Eleven year old Mitesh was at the local
market in his home town of Bhachau on the morning of January 26, when the
earthquake struck India's western state of Gujarat. Four hours later, he
was pulled out from under a pile of debris, after his parents had rushed
to the scene and raised the alarm.
Now Mitesh is lying in a bed in the
newly-opened Spanish Red Cross mobile clinic in Bhachau, awaiting news
of what will happen to him next. His leg was badly broken and hadn't been
set properly. Doctors at the clinic, which had opened just two days before,
have a decision to make: to try and treat him there or send him to the
Red Cross field hospital for a possible operation.
"We don't know how we survived," says Mitesh's mother Jayshree. "Our house collapsed and those of our neighbours fell on top of ours, too. But our first thought was for Mitesh." In another tent ward, a doctor is treating an elderly lady. She is the aunt of Malaji Malavakehla, one of the many volunteers who helped set up the clinic.
The Spanish Red Cross clinic, which has an out-patients' service and a pharmacy, has treated nearly 100 people since it opened, most of them earthquake victims and could - if needed - see up to 200 people a day.
"People are beginning to come in slowly, but once we are fully established, we'll go out and do an assessment in the villages around Bhachau, where we think the medical situation is worse," says Pilar Cirugeda, a Spanish Red Cross health advisor from Madrid.
The Spanish Red Cross team at the clinic comprises nine people and is currently being reinforced by volunteer doctors and nurses from a catholic order, the Sisters of Charity of St Anne, from the town of Baroda in Gujarat.
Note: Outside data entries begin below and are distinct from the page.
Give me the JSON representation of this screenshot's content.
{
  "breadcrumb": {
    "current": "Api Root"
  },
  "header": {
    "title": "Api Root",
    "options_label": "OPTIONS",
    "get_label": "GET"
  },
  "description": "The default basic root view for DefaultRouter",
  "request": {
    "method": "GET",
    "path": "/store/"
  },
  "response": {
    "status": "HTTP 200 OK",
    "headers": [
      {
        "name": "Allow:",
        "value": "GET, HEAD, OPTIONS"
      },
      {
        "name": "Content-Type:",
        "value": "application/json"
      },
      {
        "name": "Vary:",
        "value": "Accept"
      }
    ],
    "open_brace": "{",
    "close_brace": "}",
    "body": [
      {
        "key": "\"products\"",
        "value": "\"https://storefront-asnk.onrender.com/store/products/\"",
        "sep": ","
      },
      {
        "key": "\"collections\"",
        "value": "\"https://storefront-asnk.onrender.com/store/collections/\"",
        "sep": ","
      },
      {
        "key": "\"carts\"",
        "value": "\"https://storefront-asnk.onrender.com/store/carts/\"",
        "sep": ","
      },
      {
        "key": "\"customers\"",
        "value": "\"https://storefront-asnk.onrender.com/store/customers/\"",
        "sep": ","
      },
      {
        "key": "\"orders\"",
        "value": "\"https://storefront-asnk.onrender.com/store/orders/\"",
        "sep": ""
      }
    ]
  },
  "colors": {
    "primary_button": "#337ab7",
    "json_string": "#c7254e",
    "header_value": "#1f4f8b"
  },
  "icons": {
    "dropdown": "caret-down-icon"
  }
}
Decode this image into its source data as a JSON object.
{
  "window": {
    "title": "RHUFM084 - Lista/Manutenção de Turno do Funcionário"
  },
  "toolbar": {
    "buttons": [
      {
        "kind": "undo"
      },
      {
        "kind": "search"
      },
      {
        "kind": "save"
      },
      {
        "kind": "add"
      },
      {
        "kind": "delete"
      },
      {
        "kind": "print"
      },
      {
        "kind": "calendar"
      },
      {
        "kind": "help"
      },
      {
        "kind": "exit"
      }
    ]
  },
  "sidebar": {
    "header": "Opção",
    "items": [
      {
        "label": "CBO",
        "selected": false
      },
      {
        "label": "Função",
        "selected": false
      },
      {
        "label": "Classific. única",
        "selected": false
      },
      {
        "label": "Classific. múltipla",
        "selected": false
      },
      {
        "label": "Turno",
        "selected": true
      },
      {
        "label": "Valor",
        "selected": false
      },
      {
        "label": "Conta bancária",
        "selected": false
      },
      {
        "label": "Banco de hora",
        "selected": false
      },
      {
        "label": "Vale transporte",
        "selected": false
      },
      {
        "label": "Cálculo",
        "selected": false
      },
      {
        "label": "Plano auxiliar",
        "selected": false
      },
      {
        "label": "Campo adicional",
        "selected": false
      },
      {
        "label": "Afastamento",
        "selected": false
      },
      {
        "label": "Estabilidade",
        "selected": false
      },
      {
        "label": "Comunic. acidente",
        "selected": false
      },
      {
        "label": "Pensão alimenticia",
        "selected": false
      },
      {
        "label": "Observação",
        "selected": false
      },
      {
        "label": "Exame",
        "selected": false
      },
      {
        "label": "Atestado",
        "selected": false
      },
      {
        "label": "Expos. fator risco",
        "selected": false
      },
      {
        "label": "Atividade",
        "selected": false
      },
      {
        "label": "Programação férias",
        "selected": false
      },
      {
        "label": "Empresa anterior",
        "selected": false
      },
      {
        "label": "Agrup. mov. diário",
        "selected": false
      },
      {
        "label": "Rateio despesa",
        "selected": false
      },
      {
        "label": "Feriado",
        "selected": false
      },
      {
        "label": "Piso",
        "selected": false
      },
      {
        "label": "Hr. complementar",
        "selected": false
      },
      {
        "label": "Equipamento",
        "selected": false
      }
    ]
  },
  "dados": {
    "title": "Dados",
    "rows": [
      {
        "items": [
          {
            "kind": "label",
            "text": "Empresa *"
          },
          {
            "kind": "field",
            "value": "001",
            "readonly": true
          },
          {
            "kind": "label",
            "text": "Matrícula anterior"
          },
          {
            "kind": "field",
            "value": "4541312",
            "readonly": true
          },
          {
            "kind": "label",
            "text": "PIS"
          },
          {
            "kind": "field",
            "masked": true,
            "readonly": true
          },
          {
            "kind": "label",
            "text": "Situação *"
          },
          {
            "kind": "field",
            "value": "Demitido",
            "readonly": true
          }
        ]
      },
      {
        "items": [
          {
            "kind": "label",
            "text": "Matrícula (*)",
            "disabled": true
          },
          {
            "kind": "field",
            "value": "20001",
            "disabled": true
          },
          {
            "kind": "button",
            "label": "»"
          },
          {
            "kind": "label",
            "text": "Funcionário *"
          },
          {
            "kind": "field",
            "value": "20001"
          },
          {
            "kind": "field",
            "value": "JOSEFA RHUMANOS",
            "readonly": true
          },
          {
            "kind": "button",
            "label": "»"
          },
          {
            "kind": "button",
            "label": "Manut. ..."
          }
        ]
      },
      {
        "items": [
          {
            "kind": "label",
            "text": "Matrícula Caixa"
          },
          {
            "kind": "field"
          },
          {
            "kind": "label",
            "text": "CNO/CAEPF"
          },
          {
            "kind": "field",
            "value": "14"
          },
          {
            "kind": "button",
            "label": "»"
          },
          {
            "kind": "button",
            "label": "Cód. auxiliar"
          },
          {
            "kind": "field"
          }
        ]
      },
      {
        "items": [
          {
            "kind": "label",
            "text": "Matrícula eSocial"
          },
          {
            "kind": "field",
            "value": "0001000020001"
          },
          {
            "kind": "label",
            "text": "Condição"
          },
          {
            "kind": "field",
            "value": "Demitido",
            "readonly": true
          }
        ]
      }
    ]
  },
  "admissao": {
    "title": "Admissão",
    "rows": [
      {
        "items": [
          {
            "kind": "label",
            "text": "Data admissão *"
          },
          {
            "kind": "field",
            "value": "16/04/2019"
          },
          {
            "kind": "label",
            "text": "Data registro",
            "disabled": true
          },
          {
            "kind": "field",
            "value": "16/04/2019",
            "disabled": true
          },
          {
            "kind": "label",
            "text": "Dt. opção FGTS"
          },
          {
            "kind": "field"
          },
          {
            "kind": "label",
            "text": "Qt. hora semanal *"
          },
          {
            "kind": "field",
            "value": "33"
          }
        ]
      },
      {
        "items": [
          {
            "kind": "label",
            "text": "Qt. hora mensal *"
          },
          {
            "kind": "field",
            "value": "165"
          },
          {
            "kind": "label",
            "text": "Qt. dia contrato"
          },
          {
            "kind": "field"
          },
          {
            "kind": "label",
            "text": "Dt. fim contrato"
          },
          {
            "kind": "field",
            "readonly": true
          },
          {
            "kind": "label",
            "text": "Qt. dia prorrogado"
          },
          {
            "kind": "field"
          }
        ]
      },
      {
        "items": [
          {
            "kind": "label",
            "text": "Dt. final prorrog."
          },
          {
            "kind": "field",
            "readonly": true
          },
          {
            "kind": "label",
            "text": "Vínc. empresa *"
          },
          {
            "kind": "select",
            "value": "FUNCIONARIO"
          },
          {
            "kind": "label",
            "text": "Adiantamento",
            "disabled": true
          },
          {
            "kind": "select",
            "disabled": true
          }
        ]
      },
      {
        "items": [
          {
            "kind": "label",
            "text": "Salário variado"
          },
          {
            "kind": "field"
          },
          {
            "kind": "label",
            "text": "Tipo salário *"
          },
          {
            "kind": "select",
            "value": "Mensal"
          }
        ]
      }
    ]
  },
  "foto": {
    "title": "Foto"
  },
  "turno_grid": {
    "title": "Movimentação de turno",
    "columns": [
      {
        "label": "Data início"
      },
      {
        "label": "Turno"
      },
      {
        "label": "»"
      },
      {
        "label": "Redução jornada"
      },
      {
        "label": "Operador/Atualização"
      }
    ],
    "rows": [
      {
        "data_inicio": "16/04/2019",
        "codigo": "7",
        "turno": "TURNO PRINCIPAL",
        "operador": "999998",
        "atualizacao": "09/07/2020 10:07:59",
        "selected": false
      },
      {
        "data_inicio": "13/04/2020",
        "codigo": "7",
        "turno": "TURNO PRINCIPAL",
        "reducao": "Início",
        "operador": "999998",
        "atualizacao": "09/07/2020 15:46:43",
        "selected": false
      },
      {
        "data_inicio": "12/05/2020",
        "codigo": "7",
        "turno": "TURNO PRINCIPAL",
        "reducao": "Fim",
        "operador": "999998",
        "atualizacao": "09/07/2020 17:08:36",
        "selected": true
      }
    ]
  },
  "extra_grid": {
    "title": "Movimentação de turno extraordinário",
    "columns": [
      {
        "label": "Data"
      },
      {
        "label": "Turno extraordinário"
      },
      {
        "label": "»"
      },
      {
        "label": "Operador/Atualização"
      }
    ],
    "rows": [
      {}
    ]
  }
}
The Spanish Red Cross had carefully assessed the location of their mobile clinic, one of many Red Cross emergency response units operating in the disaster zone and opted for Bhachau because of the sheer devastation in the town. "Living conditions in this area is among the worst we have seen," says Vicente Sanchez Brunete, the Spanish Red Cross medical coordinator at the clinic. "There is nothing left of the structure of the town and no sewage system."
Almost 100 kilometres away from the epicentre of the earthquake, Bhachau was left with barely a building standing and one of the highest death tolls. There is a Ukrainian army hospital in the town, but it will be packing up and leaving shortly. The Spanish mobile clinic will coordinate the transfer of its in-patients to the Red Cross field hospital in Bhuj. It will also refer patients in serious conditions to the Bhuj hospital.
In the end, the Spanish doctors decide that Mitesh will have to be referred to the Red Cross hospital in Bhuj for the treatment he needs. It is an emotional upheaval for his parents who have another five children at home, but they grab whatever they can and set off wit their son in a Red Cross vehicle.